A REPORT that puts the social cost of cigarette smoking to Australia at $31 billion has prompted health groups to say it is a mandate to raise the already hefty taxes on cigarettes even further.
They are wrong, in fact it is a mandate to ban cigarettes altogether.
The report, by the Cancer Council of Western Australia, assessed the economic impact of both the tobacco industry itself, as well as public health measures aimed at reducing tobacco use, in what it says is the first independent analysis of economic arguments put forward by the tobacco industry in support of cigarettes.
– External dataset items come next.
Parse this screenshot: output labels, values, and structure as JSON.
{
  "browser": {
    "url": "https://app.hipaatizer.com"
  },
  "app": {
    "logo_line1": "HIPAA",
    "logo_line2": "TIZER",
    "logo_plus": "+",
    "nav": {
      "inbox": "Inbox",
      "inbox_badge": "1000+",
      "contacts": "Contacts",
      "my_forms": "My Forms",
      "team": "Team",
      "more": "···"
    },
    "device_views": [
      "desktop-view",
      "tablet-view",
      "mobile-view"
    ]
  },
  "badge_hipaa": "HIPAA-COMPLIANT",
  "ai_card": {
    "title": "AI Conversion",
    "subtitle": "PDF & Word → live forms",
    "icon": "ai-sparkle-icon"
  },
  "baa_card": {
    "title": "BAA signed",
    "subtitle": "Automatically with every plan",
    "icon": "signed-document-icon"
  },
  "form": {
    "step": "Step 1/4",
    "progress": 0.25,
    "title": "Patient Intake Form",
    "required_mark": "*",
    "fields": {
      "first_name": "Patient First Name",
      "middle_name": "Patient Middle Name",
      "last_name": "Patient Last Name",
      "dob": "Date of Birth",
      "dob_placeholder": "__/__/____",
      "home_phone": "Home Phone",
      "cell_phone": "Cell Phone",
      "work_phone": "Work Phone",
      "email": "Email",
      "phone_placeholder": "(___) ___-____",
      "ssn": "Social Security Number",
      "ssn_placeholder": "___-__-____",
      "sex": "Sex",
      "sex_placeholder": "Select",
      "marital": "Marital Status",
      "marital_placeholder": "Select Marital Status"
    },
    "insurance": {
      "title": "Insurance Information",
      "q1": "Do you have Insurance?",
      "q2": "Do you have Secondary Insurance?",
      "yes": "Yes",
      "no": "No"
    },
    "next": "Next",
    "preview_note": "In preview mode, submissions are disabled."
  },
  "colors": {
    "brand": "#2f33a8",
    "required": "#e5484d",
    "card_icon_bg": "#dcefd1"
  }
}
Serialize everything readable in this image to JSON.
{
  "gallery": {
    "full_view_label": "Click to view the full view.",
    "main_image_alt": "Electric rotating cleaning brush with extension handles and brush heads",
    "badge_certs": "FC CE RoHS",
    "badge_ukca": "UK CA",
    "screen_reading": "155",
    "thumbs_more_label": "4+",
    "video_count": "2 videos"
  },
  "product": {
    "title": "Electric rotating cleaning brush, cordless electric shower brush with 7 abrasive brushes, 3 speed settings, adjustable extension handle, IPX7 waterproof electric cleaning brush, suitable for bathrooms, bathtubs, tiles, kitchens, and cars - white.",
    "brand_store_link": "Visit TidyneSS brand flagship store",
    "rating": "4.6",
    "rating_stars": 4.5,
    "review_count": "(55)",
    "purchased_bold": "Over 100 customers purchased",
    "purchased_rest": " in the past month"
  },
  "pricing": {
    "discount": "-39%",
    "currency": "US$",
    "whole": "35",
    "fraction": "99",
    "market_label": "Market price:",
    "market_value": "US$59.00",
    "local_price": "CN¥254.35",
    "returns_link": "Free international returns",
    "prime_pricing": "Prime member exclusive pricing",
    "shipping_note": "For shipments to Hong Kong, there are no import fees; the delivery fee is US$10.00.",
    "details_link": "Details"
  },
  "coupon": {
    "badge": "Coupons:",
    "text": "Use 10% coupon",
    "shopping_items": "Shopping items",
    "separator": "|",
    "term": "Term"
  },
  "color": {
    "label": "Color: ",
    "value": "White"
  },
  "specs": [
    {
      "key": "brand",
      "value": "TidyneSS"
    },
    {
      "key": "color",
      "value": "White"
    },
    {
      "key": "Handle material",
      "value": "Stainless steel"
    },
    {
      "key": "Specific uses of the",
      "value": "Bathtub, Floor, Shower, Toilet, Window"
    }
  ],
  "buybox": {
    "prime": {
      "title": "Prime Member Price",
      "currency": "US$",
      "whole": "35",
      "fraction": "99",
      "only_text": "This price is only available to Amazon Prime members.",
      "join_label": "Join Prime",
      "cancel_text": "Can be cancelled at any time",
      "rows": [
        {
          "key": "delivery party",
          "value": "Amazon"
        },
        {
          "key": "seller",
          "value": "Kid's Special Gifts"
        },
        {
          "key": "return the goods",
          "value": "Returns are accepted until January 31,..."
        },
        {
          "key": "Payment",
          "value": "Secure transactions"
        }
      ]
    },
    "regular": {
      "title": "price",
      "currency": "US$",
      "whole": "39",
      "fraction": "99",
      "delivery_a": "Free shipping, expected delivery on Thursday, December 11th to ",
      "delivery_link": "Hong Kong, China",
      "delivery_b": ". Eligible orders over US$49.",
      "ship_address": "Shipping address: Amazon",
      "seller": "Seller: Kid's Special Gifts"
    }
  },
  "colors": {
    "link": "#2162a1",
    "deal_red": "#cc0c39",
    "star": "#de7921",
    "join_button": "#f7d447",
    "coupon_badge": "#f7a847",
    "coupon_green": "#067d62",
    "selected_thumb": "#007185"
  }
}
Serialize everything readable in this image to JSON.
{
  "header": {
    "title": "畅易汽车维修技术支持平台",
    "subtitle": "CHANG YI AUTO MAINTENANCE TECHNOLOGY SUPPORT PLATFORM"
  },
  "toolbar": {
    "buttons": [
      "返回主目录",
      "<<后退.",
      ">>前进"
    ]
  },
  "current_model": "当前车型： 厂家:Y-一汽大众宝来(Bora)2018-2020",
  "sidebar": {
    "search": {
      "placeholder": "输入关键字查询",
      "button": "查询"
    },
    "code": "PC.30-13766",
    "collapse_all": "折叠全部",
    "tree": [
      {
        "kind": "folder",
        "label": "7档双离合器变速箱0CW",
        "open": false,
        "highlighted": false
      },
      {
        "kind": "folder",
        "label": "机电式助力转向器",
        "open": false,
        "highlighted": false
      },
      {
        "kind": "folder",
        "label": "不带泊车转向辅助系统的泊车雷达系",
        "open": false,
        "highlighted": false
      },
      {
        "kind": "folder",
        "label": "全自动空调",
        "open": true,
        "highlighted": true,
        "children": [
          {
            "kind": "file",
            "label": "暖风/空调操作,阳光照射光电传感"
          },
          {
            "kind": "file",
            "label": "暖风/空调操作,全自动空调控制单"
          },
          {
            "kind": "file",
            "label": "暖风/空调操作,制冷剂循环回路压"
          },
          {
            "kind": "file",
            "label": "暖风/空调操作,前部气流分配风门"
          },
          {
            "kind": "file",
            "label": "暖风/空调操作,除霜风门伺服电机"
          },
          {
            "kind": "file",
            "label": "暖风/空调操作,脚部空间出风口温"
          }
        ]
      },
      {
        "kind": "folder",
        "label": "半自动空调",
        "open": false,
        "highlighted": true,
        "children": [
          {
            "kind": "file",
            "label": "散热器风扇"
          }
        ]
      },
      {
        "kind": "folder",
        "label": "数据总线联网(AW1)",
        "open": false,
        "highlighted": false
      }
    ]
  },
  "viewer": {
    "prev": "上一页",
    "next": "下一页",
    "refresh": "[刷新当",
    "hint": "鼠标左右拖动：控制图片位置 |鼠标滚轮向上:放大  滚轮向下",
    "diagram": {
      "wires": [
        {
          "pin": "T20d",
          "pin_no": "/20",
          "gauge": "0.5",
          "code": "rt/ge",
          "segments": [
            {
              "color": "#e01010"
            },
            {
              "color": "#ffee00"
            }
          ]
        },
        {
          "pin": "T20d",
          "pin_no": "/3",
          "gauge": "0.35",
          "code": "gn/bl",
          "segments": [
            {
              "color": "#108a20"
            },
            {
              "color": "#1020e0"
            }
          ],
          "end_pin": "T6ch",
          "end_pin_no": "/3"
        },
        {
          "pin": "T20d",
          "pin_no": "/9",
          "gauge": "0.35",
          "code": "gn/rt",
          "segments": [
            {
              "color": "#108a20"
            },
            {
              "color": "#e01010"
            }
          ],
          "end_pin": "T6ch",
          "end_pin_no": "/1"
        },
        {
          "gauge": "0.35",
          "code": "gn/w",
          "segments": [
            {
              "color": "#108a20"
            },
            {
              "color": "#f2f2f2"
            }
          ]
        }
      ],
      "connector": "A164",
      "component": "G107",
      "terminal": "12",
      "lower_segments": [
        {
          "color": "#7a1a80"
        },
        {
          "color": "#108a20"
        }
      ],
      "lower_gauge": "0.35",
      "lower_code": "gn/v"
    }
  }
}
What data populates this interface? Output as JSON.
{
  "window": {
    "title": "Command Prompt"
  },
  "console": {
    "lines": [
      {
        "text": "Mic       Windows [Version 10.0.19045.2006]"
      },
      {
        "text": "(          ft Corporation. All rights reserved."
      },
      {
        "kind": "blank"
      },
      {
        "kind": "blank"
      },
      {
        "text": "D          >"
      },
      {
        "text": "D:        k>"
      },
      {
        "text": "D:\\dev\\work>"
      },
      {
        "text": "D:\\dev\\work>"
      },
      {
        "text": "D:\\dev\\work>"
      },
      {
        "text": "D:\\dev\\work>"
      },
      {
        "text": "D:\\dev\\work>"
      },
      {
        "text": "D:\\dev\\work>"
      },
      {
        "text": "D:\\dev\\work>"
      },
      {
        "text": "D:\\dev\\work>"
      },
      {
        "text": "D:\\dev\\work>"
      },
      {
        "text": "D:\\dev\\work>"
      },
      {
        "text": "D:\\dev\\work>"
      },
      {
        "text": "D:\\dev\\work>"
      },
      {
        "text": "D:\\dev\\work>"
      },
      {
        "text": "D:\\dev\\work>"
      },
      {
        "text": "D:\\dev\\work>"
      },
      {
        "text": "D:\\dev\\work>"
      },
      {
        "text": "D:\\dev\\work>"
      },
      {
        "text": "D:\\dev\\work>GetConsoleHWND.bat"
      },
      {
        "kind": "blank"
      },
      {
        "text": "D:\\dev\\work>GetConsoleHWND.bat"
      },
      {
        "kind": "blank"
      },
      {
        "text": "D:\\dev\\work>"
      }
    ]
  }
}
One of the few remaining arguments against imposing much higher taxes on cigarettes, or banning them outright, was that those measures would impose a drastic cost on the economy. This report knocks that last argument on the head.
Industry studies suggest tobacco retailers provide 500,000 jobs in Australia, but the report said that was overstated. It found the industry was a minor and declining employer.
Not only that, but profits were largely remitted to parent companies overseas.
The report put the economic contribution of the industry at about $1 billion a year — against an estimated cost of $31 billion.
That makes the issue a no-brainer really.
Evidence on the negative impact of smoking on smokers health — and of passive smoking on innocent bystanders — is already so well documented as to be incontrovertible.
Another argument against banning cigarettesmall.biz/buy/camel is that die-hard smokers would merely conspire to drive tobacco underground, in much the same way that the use of banned drugs has been driven underground.
This argument also fails.
The fact is that if cigarettes were banned the vast majority of people now using them would be forced to stop, saving countless lives. As for those who continued to seek out this dangerous drug, unfortunately there is no way to help those who will not be helped.
No dry argument
THE bad news that the city’s waterways have been given a poor bill of health is something that should concern each and every person who lives here.
The Gold Coast is a water city — both for tourists and for the tens of thousands of lucky canal-front home-owners — but falling water qualities in the Broadwater and our rivers affects the quality of life of all of us.
Protecting our waterways should be the aim of all Gold Coasters.